Rui Nêveda, pneumologista, trouxe o exemplo de uma boa prática implementada na Unidade Local de Saúde do Alto Minho: o Programa de Telemonitorização da Doença Pulmonar Obstrutiva Crónica (DPOC). Instalado em 2014, o programa fez 12577 espirometrias nos centros de saúde. Mais de 90 por cento dos utentes convocados para o exame compareceram, não obstante grande parte ser população idosa sem literacia digital. «É a tecnologia que se adapta ao doente e não o contrário. É uma das chaves de sucesso do programa. A outra é a humanização, a relação que se cria com os doentes», explicou o médico. O pneumologista e presidente da Fundação Portuguesa do Pulmão, José Alves, anunciou que a Clínica Virtual vai entrar em funcionamento ainda em Novembro, assegurando consultas virtuais e meios para fazer o diagnóstico precoce de DPOC e cancro. Esta tecnologia facilita ainda a realização de estudos epidemiológicos. «É uma ferramenta nova para resolver problemas velhos e funciona mesmo», assegurou José Alves.

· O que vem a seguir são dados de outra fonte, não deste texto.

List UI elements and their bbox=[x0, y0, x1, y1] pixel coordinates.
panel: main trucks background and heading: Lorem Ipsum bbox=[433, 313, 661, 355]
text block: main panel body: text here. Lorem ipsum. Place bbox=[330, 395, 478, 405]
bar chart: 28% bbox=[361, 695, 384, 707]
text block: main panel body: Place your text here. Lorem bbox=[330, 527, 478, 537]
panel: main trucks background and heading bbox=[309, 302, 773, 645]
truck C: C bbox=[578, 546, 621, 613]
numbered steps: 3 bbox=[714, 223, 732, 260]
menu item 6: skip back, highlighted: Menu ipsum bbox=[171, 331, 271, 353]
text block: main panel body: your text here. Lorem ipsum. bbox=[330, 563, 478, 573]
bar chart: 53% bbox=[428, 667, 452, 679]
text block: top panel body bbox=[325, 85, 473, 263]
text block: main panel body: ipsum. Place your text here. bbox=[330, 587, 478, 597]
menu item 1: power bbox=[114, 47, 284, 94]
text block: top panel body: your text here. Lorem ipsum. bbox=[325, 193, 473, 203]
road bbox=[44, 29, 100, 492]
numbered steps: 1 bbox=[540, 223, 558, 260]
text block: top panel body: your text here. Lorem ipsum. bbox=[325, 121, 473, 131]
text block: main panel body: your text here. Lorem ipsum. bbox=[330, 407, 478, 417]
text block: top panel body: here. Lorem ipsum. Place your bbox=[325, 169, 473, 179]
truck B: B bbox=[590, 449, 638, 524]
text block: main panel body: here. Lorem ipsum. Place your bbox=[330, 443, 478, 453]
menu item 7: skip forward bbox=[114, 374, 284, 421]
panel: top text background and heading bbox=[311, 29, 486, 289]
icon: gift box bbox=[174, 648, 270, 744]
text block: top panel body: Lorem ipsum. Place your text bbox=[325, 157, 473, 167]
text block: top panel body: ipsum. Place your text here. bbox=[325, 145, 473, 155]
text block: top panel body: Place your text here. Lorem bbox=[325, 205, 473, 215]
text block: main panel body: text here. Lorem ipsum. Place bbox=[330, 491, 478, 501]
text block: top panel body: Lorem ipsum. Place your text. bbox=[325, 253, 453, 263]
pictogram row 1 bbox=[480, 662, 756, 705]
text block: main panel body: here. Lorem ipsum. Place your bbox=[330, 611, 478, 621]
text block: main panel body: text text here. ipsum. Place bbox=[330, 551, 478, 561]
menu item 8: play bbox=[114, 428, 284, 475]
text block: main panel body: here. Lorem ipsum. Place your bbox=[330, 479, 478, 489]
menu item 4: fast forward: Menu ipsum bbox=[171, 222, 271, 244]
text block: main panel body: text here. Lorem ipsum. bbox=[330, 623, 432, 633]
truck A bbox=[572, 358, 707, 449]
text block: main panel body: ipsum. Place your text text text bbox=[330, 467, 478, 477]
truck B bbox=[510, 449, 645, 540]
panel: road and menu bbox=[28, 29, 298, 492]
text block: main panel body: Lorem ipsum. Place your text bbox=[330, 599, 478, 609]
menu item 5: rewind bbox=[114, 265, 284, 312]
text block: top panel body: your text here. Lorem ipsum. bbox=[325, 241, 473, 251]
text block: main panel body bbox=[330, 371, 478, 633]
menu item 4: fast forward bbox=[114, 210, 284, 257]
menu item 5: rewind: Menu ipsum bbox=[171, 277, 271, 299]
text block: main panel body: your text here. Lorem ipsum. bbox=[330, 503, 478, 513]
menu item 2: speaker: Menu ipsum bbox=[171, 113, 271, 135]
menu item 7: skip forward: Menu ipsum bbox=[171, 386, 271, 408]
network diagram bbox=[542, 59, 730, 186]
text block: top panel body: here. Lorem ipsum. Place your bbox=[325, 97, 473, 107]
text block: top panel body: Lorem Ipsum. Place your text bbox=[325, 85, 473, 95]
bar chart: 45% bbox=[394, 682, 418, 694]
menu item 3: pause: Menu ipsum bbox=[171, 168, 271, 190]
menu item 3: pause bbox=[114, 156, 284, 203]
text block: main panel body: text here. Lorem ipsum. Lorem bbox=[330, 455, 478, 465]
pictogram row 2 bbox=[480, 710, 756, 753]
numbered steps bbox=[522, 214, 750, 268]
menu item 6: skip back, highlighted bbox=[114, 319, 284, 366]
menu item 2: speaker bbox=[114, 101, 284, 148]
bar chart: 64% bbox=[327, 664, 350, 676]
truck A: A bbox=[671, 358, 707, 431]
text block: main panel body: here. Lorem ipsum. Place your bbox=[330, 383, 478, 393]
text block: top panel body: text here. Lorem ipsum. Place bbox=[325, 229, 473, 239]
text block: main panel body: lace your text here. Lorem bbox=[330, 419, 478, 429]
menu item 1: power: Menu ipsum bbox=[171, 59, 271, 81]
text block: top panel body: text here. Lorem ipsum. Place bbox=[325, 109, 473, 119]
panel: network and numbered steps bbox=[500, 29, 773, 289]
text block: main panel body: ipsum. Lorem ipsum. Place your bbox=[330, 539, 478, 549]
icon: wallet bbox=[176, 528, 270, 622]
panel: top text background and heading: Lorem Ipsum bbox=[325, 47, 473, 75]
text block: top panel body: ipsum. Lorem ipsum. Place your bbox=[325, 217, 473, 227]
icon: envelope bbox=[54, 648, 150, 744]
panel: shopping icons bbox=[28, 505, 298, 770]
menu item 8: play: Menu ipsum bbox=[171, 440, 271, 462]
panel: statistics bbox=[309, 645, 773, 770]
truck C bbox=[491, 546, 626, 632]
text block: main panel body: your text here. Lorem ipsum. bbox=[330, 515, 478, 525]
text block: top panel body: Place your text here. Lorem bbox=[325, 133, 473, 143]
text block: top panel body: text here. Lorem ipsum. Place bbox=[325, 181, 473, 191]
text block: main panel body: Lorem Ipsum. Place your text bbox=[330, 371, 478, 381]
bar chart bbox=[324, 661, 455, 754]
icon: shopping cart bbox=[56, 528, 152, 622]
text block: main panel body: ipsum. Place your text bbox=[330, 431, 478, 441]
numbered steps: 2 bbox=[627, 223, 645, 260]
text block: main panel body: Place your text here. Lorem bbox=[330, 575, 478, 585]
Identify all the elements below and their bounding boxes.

Já o farmacêutico Fausto Almeida, representante da ANF, falou das farmácias enquanto espaços de saúde onde a tecnologia é amplamente usada. «As farmácias foram a primeira entidade de saúde a informatizar os processos a montante e a jusante», confirmou. A integração no Serviço Nacional de Saúde (SNS) é agora a prioridade e as farmácias «têm vindo a desenvolver serviços de proximidade com tecnologia capaz de ser integrada no SNS». Dois exemplos são a Operação Luz Verde e o projecto Farma2Care, que articularam vários parceiros para facultar nas farmácias medicamentos hospitalares (no caso do Centro Hospitalar Universitário de São João medicamentos nas áreas do VIH/SIDA, esclerose múltipla e cancro da mama). Também a linha 1400, que permite a encomenda de medicamentos por telefone, e a App Farmácias Portuguesas, foram destacadas pelo farmacêutico.

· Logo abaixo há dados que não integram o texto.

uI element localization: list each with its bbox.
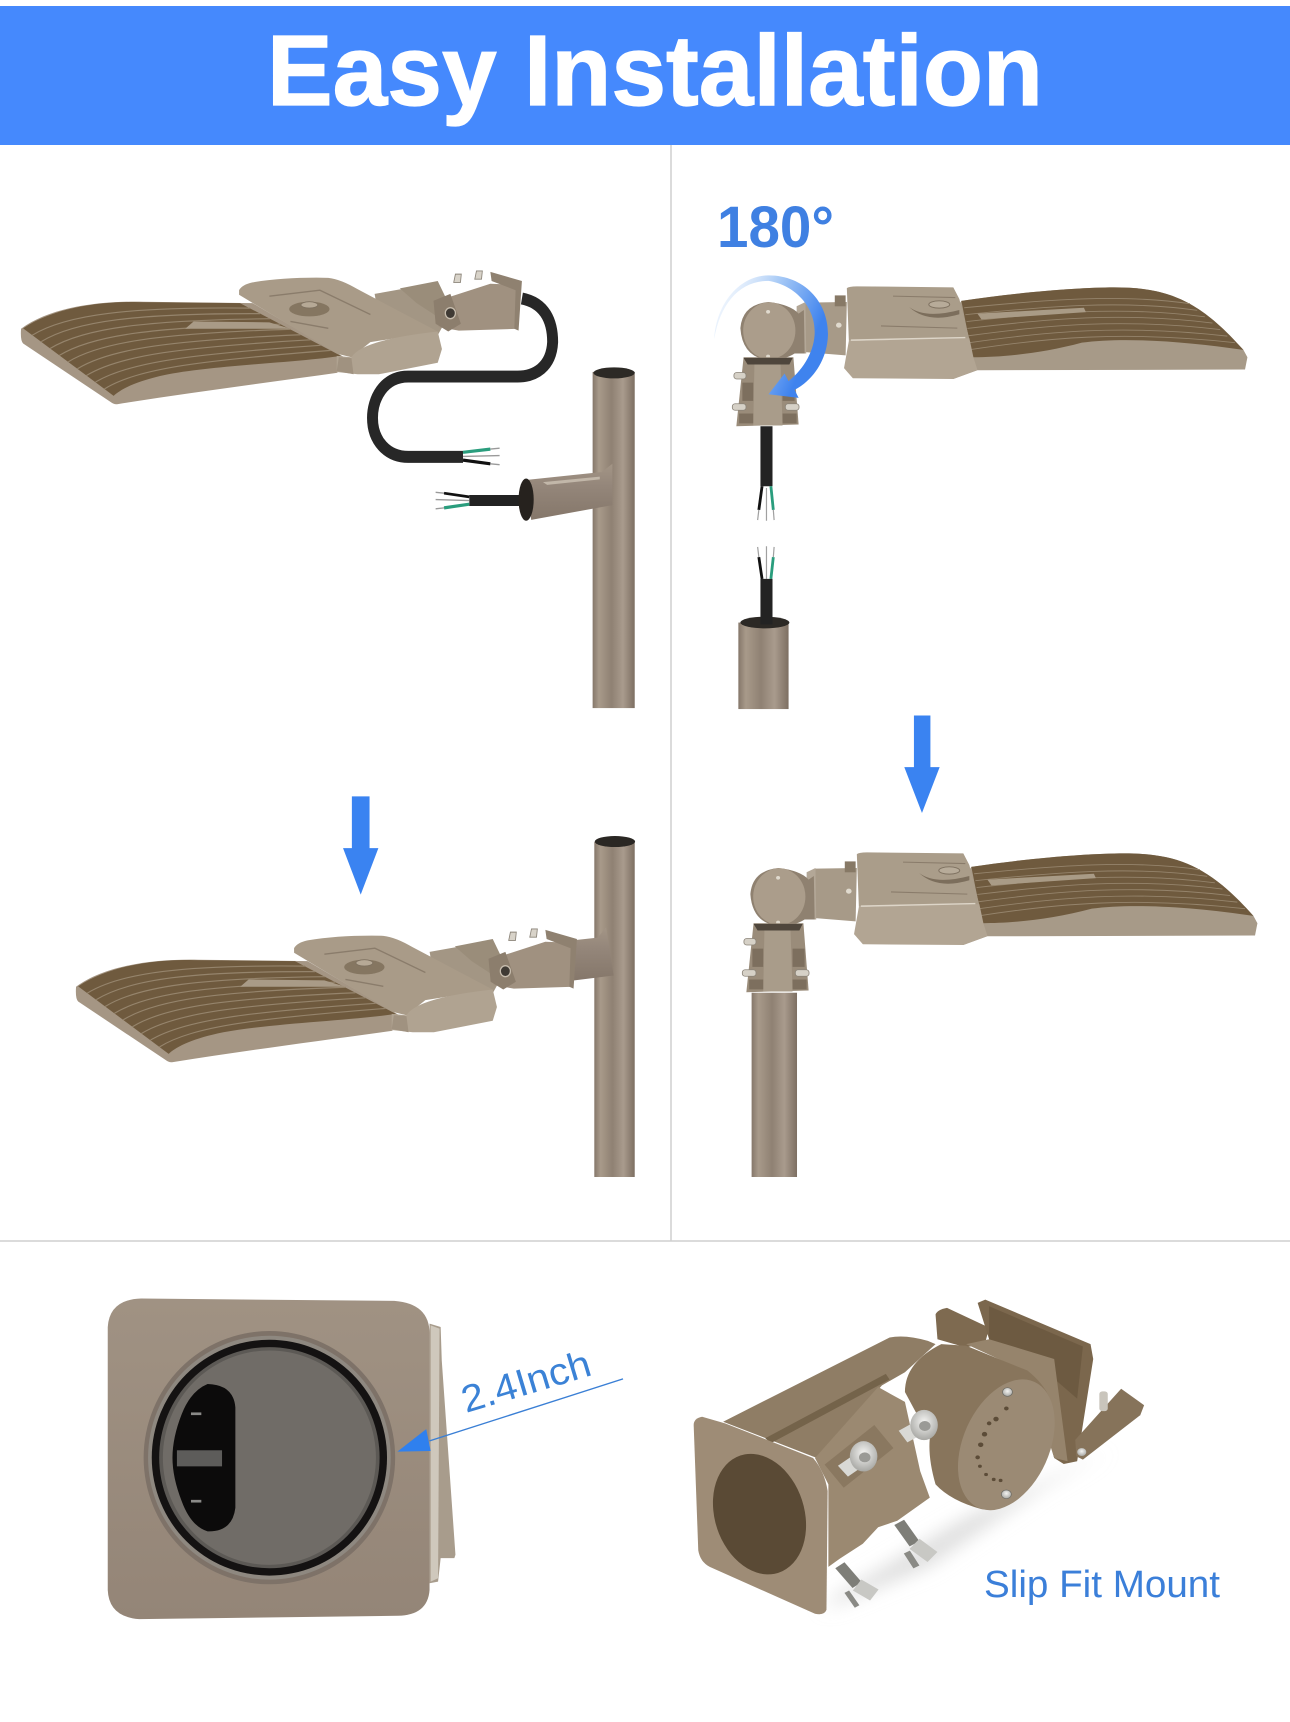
wires from the light [758, 426, 774, 521]
tenon pole with side arm [436, 367, 635, 708]
tenon pole [572, 836, 635, 1177]
label: 180 degrees: 180° [717, 195, 834, 260]
vertical pole [752, 993, 797, 1177]
title banner [0, 6, 1290, 145]
icon: 180 degree rotation arrow [714, 275, 828, 398]
panel: step 3 light mounted on side pole [76, 796, 635, 1177]
panel: step 2 rotate and wire vertical pole [714, 195, 1247, 709]
panel: slip fit mount [694, 1300, 1220, 1614]
mounted street light [742, 852, 1257, 992]
label: slip fit mount: Slip Fit Mount [984, 1564, 1220, 1606]
panel: step 1 wiring to side pole [21, 271, 635, 708]
pole top with wires [738, 546, 789, 709]
square mount end view [108, 1299, 455, 1619]
heading: Easy Installation: Easy Installation [267, 15, 1043, 127]
label: 2.4 inch: 2.4Inch [457, 1343, 596, 1422]
street light with mounting arm [21, 271, 522, 404]
street light with rotating mount [732, 286, 1247, 426]
panel: mount opening size [108, 1299, 623, 1619]
slip fit mount product view [694, 1300, 1144, 1614]
mounted street light [76, 929, 577, 1062]
dimension arrow [397, 1379, 623, 1452]
black power cable with wires [372, 298, 553, 465]
icon: down arrow [904, 715, 940, 813]
icon: down arrow [343, 796, 378, 895]
panel: step 4 light mounted on vertical pole [742, 715, 1257, 1177]
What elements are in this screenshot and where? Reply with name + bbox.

No encerramento dos trabalhos, Isabel Saraiva, Presidente da Mesa da Assembleia Geral da Plataforma Saúde em Diálogo, realçou a importância dos vários momentos de partilha ao longo desta conferência e destacou o carácter inovador e colaborativo dos vários projectos apresentados, que fazem a diferença nas vidas de cada cidadão. Referiu que é importante que estes projectos sejam dados a conhecer publicamente sob a forma de publicação. Já a presidente da ANF, Ema Paulino, deixou «o compromisso das equipas que trabalham nas farmácias» no apoio à implementação dos temas debatidos e sua adequação às realidades locais, quer através da articulação com a tutela, quer com as autarquias, quer no envolvimento das associações das pessoas que vivem com doença nesta estratégia comum em prol da saúde de todos.